Reacting to the Supreme Court's decision to hear the case, Laura Foggan, a partner at Wiley Rein & Fielding L.L.P. in Washington, described it as a "very interesting case...that 's going to be closely watched."
"We've maybe lost track of the fact that Superfund is a draconian remedy that imposes very substantial liability, but it does. As a result, any of these cases over sharing Superfund costs tend to be high-stakes, high-dollar matters," Ms. Foggan said.
"Certainly, the ability to force the government when it's a responsible party to share cleanup is an important issue," she said.

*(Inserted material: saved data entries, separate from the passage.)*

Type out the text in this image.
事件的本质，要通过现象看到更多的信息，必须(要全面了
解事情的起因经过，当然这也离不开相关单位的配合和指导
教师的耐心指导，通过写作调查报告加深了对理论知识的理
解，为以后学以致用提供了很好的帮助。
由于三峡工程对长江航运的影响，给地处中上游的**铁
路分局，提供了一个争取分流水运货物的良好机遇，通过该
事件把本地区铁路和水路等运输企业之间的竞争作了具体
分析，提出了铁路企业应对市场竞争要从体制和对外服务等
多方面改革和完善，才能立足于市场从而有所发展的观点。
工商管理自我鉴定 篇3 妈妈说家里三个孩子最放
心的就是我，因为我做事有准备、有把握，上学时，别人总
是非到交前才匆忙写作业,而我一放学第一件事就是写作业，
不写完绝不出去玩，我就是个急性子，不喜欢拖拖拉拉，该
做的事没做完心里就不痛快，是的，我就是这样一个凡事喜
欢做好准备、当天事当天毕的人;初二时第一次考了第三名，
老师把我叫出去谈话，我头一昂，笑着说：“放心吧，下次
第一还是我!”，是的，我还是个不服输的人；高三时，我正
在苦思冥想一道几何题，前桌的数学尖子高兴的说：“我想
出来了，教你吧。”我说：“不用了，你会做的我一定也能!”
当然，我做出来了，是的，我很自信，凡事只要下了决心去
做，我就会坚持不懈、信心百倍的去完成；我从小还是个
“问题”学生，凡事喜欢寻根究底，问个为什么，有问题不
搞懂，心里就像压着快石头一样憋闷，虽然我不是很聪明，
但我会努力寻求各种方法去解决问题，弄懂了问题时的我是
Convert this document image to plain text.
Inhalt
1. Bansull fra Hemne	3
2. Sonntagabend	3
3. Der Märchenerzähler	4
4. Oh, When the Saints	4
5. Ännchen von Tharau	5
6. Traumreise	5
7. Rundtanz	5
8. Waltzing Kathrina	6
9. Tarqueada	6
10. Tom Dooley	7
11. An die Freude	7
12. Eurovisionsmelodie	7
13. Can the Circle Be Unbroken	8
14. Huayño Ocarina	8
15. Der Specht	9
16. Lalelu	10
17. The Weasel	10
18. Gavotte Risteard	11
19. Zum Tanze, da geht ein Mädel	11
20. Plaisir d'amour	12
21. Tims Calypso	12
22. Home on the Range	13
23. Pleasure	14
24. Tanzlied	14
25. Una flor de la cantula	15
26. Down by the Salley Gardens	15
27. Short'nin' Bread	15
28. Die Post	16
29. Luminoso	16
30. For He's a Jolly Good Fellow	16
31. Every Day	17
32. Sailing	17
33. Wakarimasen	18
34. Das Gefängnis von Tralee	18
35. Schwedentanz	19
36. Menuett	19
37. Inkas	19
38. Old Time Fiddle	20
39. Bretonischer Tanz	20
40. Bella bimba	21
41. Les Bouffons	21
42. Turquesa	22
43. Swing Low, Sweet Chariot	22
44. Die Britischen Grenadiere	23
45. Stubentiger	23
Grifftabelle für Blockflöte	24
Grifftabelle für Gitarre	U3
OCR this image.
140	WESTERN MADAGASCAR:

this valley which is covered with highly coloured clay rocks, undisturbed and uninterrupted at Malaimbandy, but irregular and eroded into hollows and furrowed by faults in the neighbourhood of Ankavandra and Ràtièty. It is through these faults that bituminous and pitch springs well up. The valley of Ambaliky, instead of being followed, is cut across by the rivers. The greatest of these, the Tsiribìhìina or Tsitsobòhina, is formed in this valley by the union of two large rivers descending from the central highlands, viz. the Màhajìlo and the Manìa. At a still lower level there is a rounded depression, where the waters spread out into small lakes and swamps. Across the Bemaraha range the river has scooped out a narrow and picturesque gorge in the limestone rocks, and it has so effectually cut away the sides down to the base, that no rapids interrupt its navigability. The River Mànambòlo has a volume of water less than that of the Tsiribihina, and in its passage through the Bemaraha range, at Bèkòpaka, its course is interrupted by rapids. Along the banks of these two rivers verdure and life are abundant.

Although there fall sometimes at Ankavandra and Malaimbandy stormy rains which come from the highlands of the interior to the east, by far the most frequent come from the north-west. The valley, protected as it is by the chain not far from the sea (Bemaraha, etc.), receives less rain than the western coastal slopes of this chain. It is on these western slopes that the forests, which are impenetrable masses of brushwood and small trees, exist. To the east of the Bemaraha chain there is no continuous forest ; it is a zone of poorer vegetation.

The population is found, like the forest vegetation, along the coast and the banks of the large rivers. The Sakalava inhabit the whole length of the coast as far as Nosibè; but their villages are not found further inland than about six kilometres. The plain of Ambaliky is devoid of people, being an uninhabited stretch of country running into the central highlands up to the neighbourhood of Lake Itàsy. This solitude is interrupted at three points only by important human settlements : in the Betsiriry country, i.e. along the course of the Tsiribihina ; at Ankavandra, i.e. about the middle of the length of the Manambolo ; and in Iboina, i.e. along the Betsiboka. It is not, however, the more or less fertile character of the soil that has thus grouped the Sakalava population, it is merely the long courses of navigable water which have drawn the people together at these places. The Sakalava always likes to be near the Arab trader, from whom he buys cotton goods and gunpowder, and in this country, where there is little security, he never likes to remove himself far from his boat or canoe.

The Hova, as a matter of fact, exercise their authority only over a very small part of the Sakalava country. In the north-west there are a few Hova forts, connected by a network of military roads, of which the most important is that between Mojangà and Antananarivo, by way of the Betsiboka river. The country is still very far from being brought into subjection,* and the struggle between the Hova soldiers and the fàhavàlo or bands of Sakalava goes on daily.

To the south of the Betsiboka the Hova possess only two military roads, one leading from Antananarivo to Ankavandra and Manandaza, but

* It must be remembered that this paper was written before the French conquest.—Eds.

"The trick is that if there weren't a means for the responsible party who incurs the cost" to recover it, "the government could hold all the cards," she said. "It could decline to sue, decline to settle, kind of play the game so the party that had to undertake the cleanup" would have no right to force the government in its responsible party role to pay its share.
Not all companies will see the issue the same way, and "different companies could quite reasonably come down on different sides of that issue, and in fact have," said Russ Eggert, a partner in Mayer Brown Rowe & Maw L.L.P. in Chicago. "The circuits have split," and from the Environmental Protection Agency's "perspective, I suppose, it's more important that the issue be decided uniformly on a national basis, rather than any institutional concern on which way the issue does get decided," said Mr. Eggert.
The situation presents a dilemma for regulators, he said.
"Forcing companies to wait until they have been sued or settled with EPA would encourage more federal oversight of cleanups. On the other hand, EPA has finite resources, and if the court decided that a party could not sue to recover its contribution until it itself had been sued by EPA, fewer parties would take the initiative and start a cleanup be cause they would then not be able to get contribution from anyone else," Mr. Eggert said.